What would constitute a default still has to be decided, the paper says. If a state failed to meet its obligations, the owners of the certificates would be paid off with the EFSF bonds held in a separate trust, the document states.
Using the option would risk triggering so-called negative pledge clauses in the documents governing some of the bonds, according to the draft. A negative pledge forbids an issuer selling new debt senior to existing bonds. The option would also risk increasing the beneficiary country’s tally of debt as reckoned by Eurostat, the EU’s statistical office in Luxembourg.
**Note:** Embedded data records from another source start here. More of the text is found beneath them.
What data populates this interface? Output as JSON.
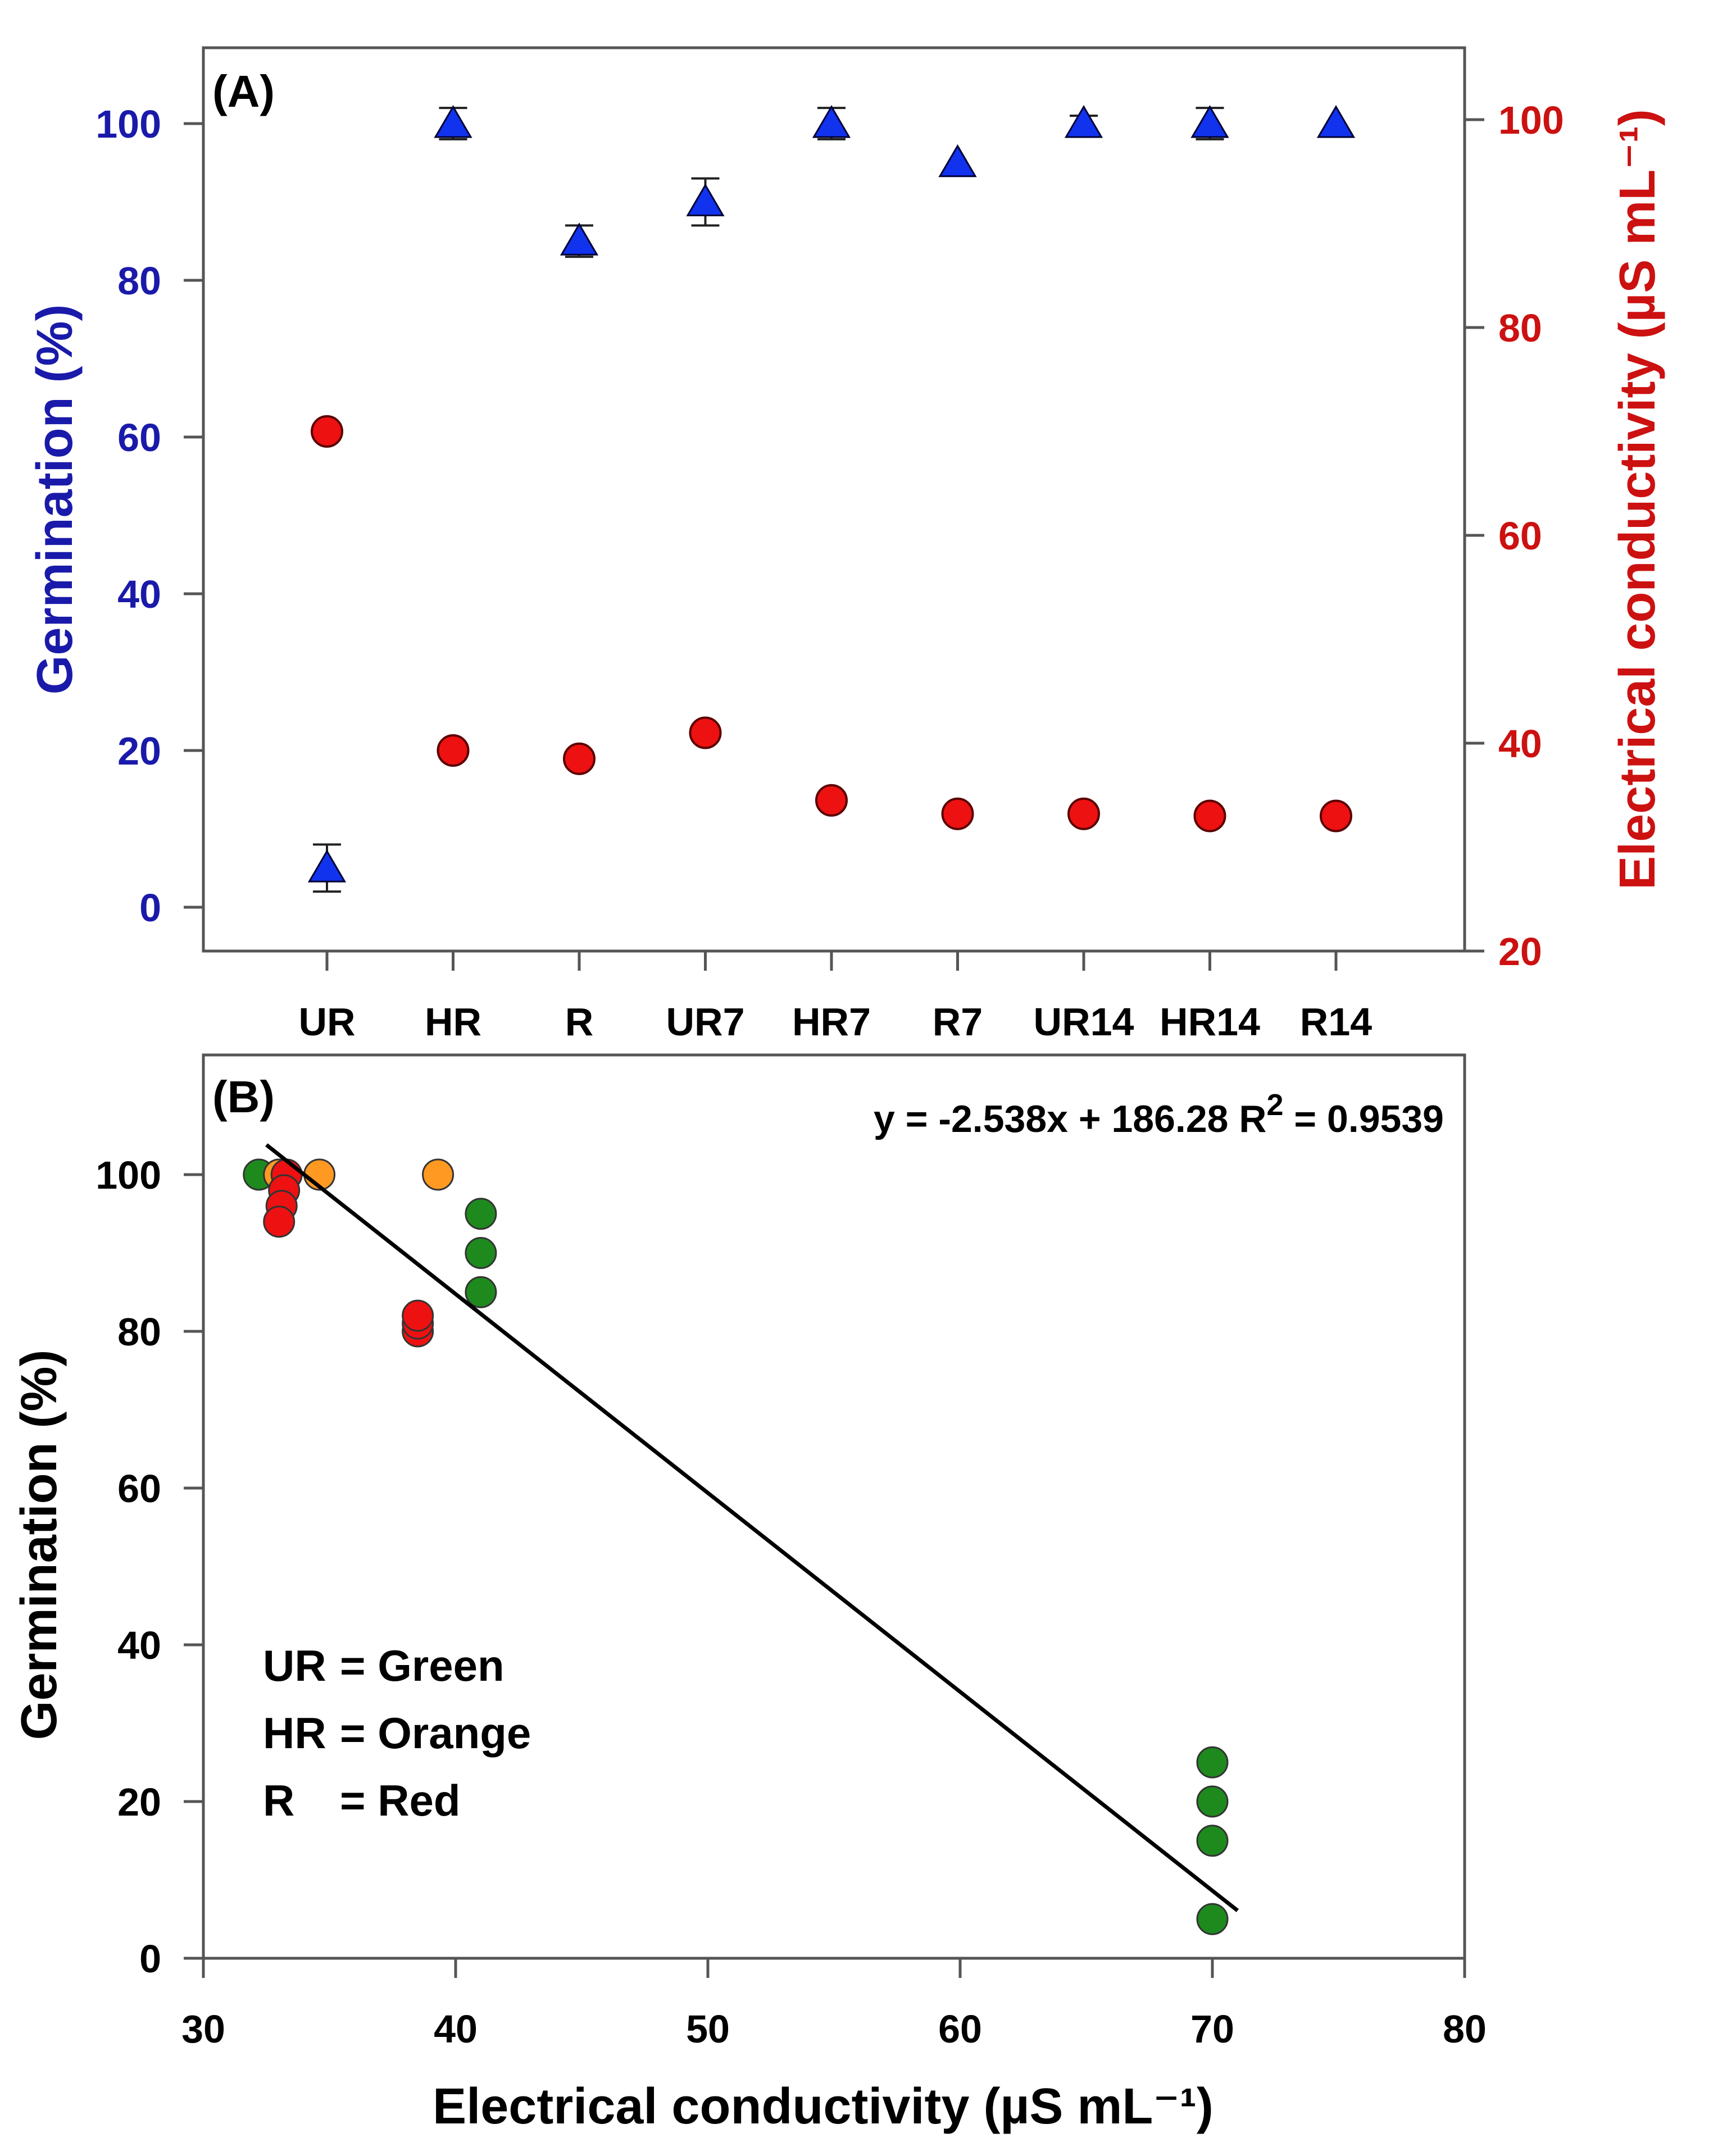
{
  "chart_data": [
    {
      "panel": "(A)",
      "type": "scatter",
      "categories": [
        "UR",
        "HR",
        "R",
        "UR7",
        "HR7",
        "R7",
        "UR14",
        "HR14",
        "R14"
      ],
      "y_left": {
        "label": "Germination (%)",
        "ticks": [
          0,
          20,
          40,
          60,
          80,
          100
        ],
        "range": [
          -5,
          110
        ],
        "color": "#1a1aaa"
      },
      "y_right": {
        "label": "Electrical conductivity (µS mL⁻¹)",
        "ticks": [
          20,
          40,
          60,
          80,
          100
        ],
        "range": [
          20,
          107
        ],
        "color": "#cc1111"
      },
      "series": [
        {
          "name": "Germination",
          "axis": "left",
          "marker": "triangle",
          "color": "#1133ee",
          "values": [
            5,
            100,
            85,
            90,
            100,
            95,
            100,
            100,
            100
          ],
          "errors": [
            3,
            2,
            2,
            3,
            2,
            0,
            1,
            2,
            0
          ]
        },
        {
          "name": "Electrical conductivity",
          "axis": "right",
          "marker": "circle",
          "color": "#ee1111",
          "values": [
            70,
            39.3,
            38.5,
            41,
            34.5,
            33.2,
            33.2,
            33,
            33
          ]
        }
      ]
    },
    {
      "panel": "(B)",
      "type": "scatter",
      "xlabel": "Electrical conductivity (µS mL⁻¹)",
      "ylabel": "Germination (%)",
      "xlim": [
        30,
        80
      ],
      "ylim": [
        0,
        110
      ],
      "xticks": [
        30,
        40,
        50,
        60,
        70,
        80
      ],
      "yticks": [
        0,
        20,
        40,
        60,
        80,
        100
      ],
      "equation": "y = -2.538x + 186.28 R",
      "equation_sup": "2",
      "equation_tail": " = 0.9539",
      "regression": {
        "slope": -2.538,
        "intercept": 186.28,
        "x_range": [
          32.5,
          71
        ]
      },
      "legend": [
        {
          "key": "UR",
          "sep": "= Green"
        },
        {
          "key": "HR",
          "sep": "= Orange"
        },
        {
          "key": "R",
          "sep": "= Red"
        }
      ],
      "groups": [
        {
          "name": "UR",
          "color": "#1e8a1e",
          "points": [
            [
              32.2,
              100
            ],
            [
              41,
              95
            ],
            [
              41,
              90
            ],
            [
              41,
              85
            ],
            [
              70,
              25
            ],
            [
              70,
              20
            ],
            [
              70,
              15
            ],
            [
              70,
              5
            ]
          ]
        },
        {
          "name": "HR",
          "color": "#ff9922",
          "points": [
            [
              33,
              100
            ],
            [
              34.6,
              100
            ],
            [
              39.3,
              100
            ]
          ]
        },
        {
          "name": "R",
          "color": "#ee1111",
          "points": [
            [
              33.3,
              100
            ],
            [
              33.2,
              98
            ],
            [
              33.1,
              96
            ],
            [
              33.0,
              94
            ],
            [
              38.5,
              80
            ],
            [
              38.5,
              81
            ],
            [
              38.5,
              82
            ]
          ]
        }
      ]
    }
  ]
}
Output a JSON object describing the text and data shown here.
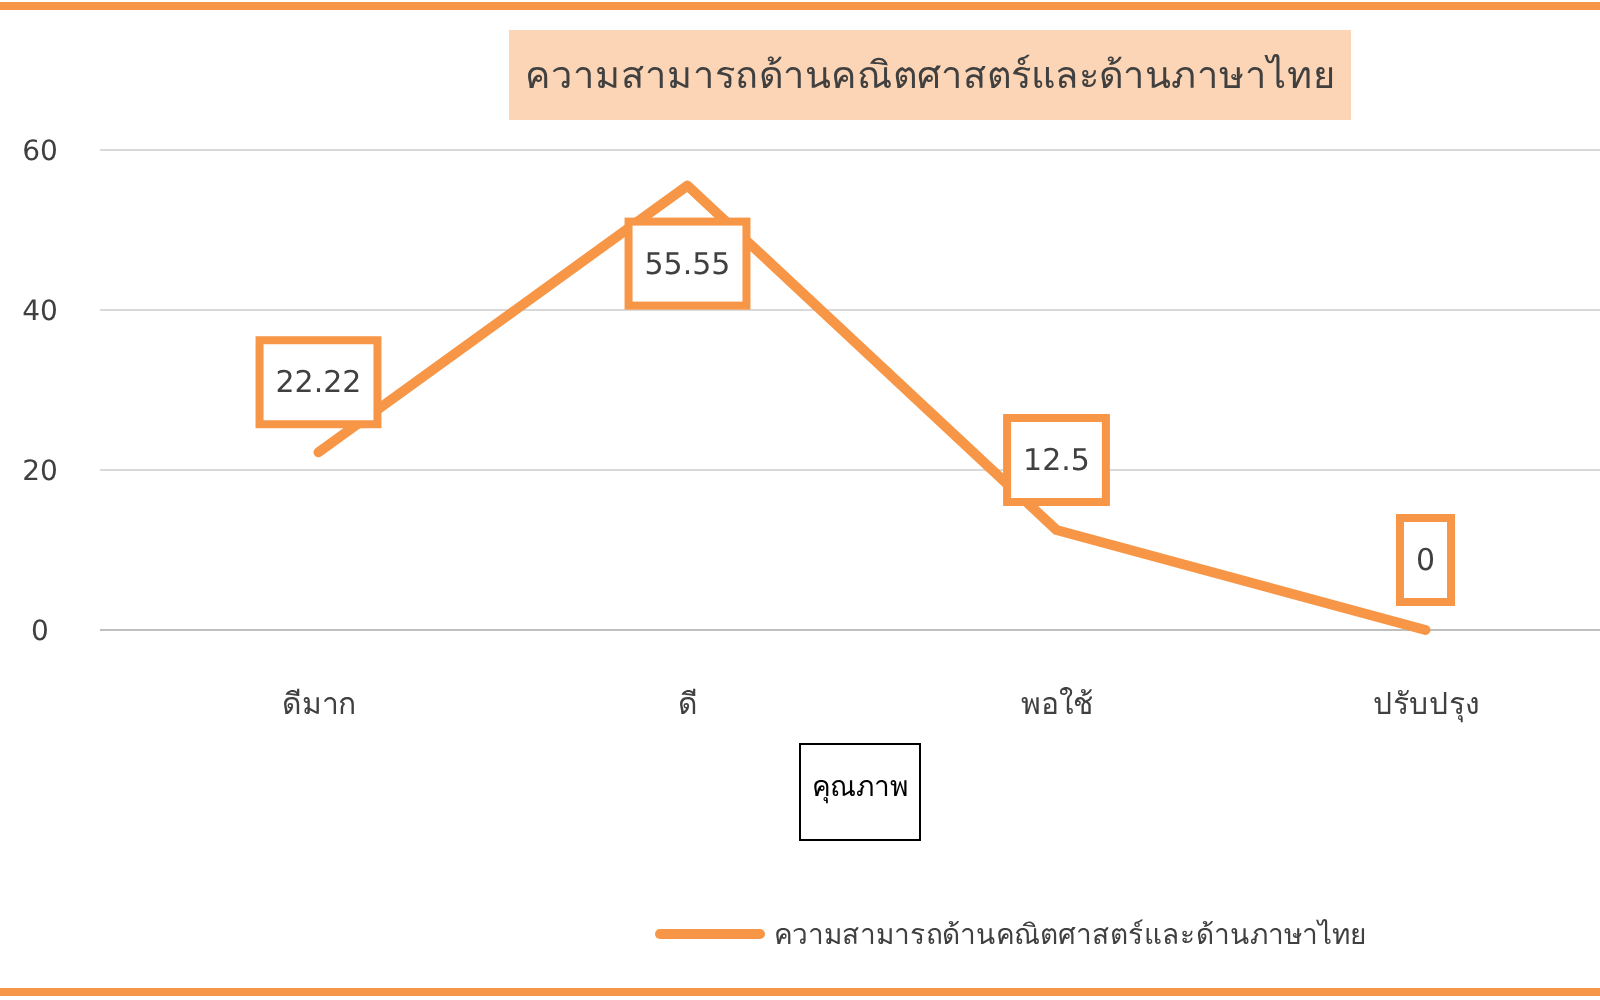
{
  "chart_data": {
    "type": "line",
    "title": "ความสามารถด้านคณิตศาสตร์และด้านภาษาไทย",
    "xlabel": "คุณภาพ",
    "categories": [
      "ดีมาก",
      "ดี",
      "พอใช้",
      "ปรับปรุง"
    ],
    "series": [
      {
        "name": "ความสามารถด้านคณิตศาสตร์และด้านภาษาไทย",
        "color": "#f79646",
        "values": [
          22.22,
          55.55,
          12.5,
          0
        ]
      }
    ],
    "ylim": [
      0,
      60
    ],
    "yticks": [
      0,
      20,
      40,
      60
    ],
    "grid": "y",
    "data_labels": true,
    "legend": "bottom",
    "line_style": "solid"
  }
}
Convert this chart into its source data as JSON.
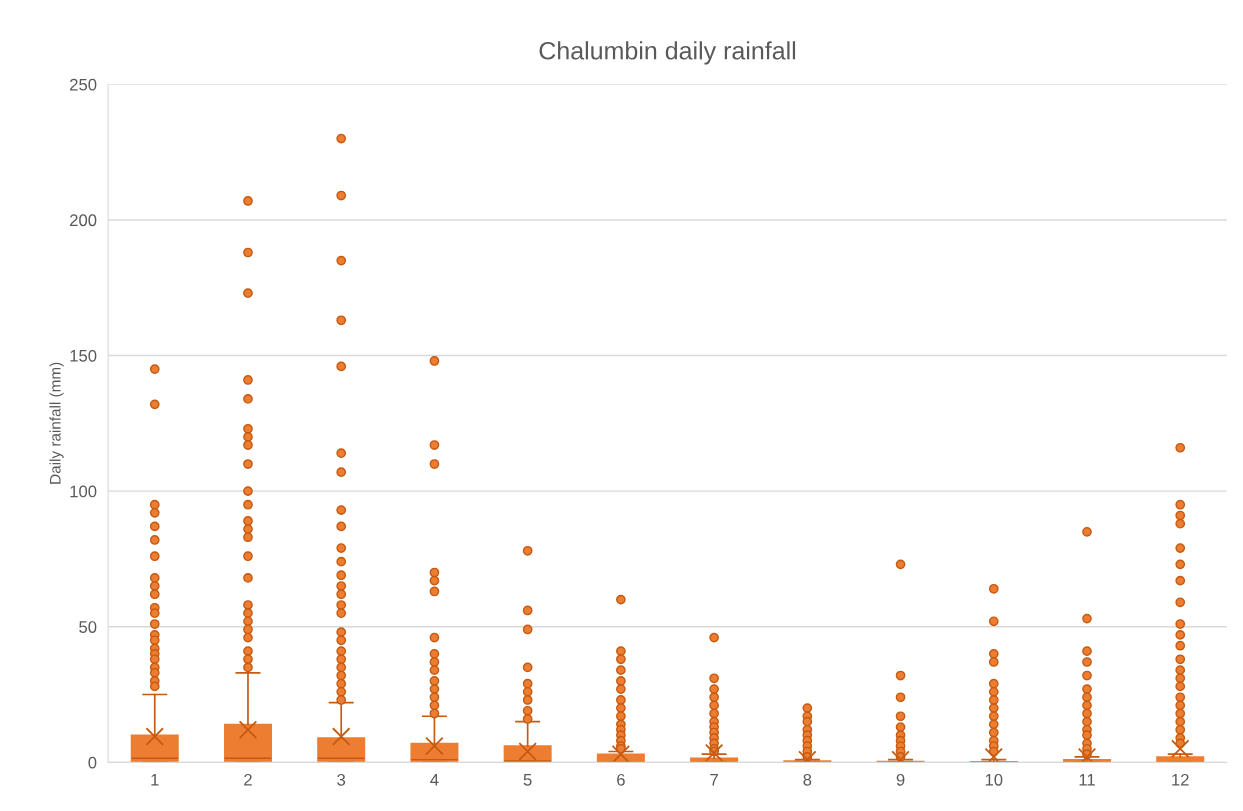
{
  "chart_data": {
    "type": "box",
    "title": "Chalumbin daily rainfall",
    "ylabel": "Daily rainfall (mm)",
    "categories": [
      "1",
      "2",
      "3",
      "4",
      "5",
      "6",
      "7",
      "8",
      "9",
      "10",
      "11",
      "12"
    ],
    "color": "#ed7d31",
    "boxes": [
      {
        "low": 0,
        "q1": 0,
        "median": 1.5,
        "q3": 10,
        "high": 25,
        "mean": 9.5,
        "outliers": [
          145,
          132,
          95,
          92,
          87,
          82,
          76,
          68,
          65,
          62,
          57,
          55,
          51,
          47,
          45,
          42,
          40,
          38,
          35,
          33,
          30,
          28
        ]
      },
      {
        "low": 0,
        "q1": 0,
        "median": 1.5,
        "q3": 14,
        "high": 33,
        "mean": 12,
        "outliers": [
          207,
          188,
          173,
          141,
          134,
          123,
          120,
          117,
          110,
          100,
          95,
          89,
          86,
          83,
          76,
          68,
          58,
          55,
          52,
          49,
          46,
          41,
          38,
          35
        ]
      },
      {
        "low": 0,
        "q1": 0,
        "median": 1.5,
        "q3": 9,
        "high": 22,
        "mean": 9.5,
        "outliers": [
          230,
          209,
          185,
          163,
          146,
          114,
          107,
          93,
          87,
          79,
          74,
          69,
          65,
          62,
          58,
          55,
          48,
          45,
          41,
          38,
          35,
          32,
          29,
          26,
          23
        ]
      },
      {
        "low": 0,
        "q1": 0,
        "median": 1,
        "q3": 7,
        "high": 17,
        "mean": 6,
        "outliers": [
          148,
          117,
          110,
          70,
          67,
          63,
          46,
          40,
          37,
          34,
          30,
          27,
          24,
          21,
          18
        ]
      },
      {
        "low": 0,
        "q1": 0,
        "median": 0.5,
        "q3": 6,
        "high": 15,
        "mean": 4,
        "outliers": [
          78,
          56,
          49,
          35,
          29,
          26,
          23,
          19,
          16
        ]
      },
      {
        "low": 0,
        "q1": 0,
        "median": 0,
        "q3": 3,
        "high": 4,
        "mean": 3,
        "outliers": [
          60,
          41,
          38,
          34,
          30,
          27,
          23,
          20,
          17,
          14,
          12,
          10,
          8,
          6,
          5
        ]
      },
      {
        "low": 0,
        "q1": 0,
        "median": 0,
        "q3": 1.5,
        "high": 3,
        "mean": 3.5,
        "outliers": [
          46,
          31,
          27,
          24,
          21,
          18,
          15,
          13,
          11,
          9,
          7,
          5,
          4
        ]
      },
      {
        "low": 0,
        "q1": 0,
        "median": 0,
        "q3": 0.5,
        "high": 1,
        "mean": 1,
        "outliers": [
          20,
          17,
          15,
          12,
          10,
          8,
          6,
          4,
          2
        ]
      },
      {
        "low": 0,
        "q1": 0,
        "median": 0,
        "q3": 0.3,
        "high": 1,
        "mean": 1,
        "outliers": [
          73,
          32,
          24,
          17,
          13,
          10,
          8,
          6,
          4,
          2
        ]
      },
      {
        "low": 0,
        "q1": 0,
        "median": 0,
        "q3": 0.2,
        "high": 1,
        "mean": 2,
        "outliers": [
          64,
          52,
          40,
          37,
          29,
          26,
          23,
          20,
          17,
          14,
          11,
          8,
          6,
          4
        ]
      },
      {
        "low": 0,
        "q1": 0,
        "median": 0,
        "q3": 1,
        "high": 2,
        "mean": 2,
        "outliers": [
          85,
          53,
          41,
          37,
          32,
          27,
          24,
          21,
          18,
          15,
          12,
          10,
          7,
          5,
          3
        ]
      },
      {
        "low": 0,
        "q1": 0,
        "median": 0,
        "q3": 2,
        "high": 3,
        "mean": 5,
        "outliers": [
          116,
          95,
          91,
          88,
          79,
          73,
          67,
          59,
          51,
          47,
          43,
          38,
          34,
          31,
          28,
          24,
          21,
          18,
          15,
          12,
          9,
          7
        ]
      }
    ],
    "ylim": [
      0,
      250
    ],
    "yticks": [
      0,
      50,
      100,
      150,
      200,
      250
    ],
    "grid": "y",
    "legend": false
  }
}
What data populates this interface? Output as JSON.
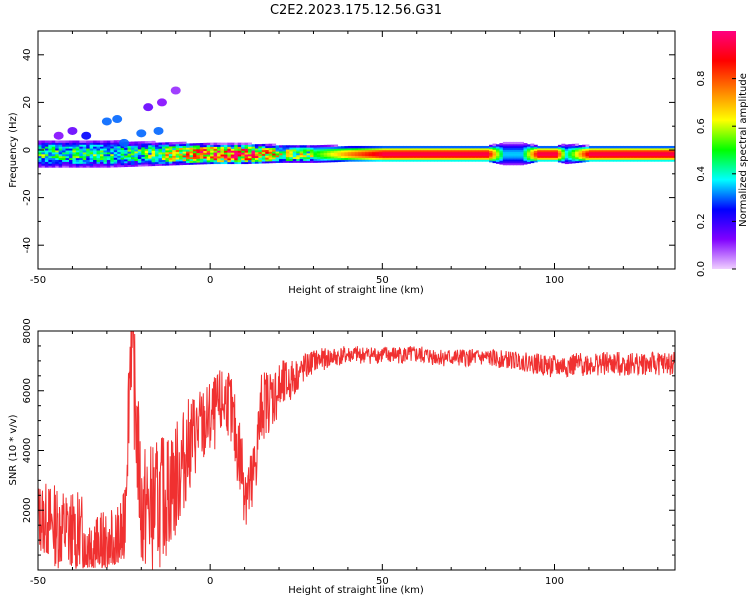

The paper says Option 2 involves setting up a special purpose investment vehicle, or SPIV, to buy the bonds of the country in question in both primary and secondary markets. The purchases would be funded by the SPIV issuing senior bonds, which would be rated and targeted at traditional fixed income investors. A more junior portion aimed at higher risk investors could also be issued, would rank ahead of the EFSF investment, and share any gains with the EFSF, the draft says.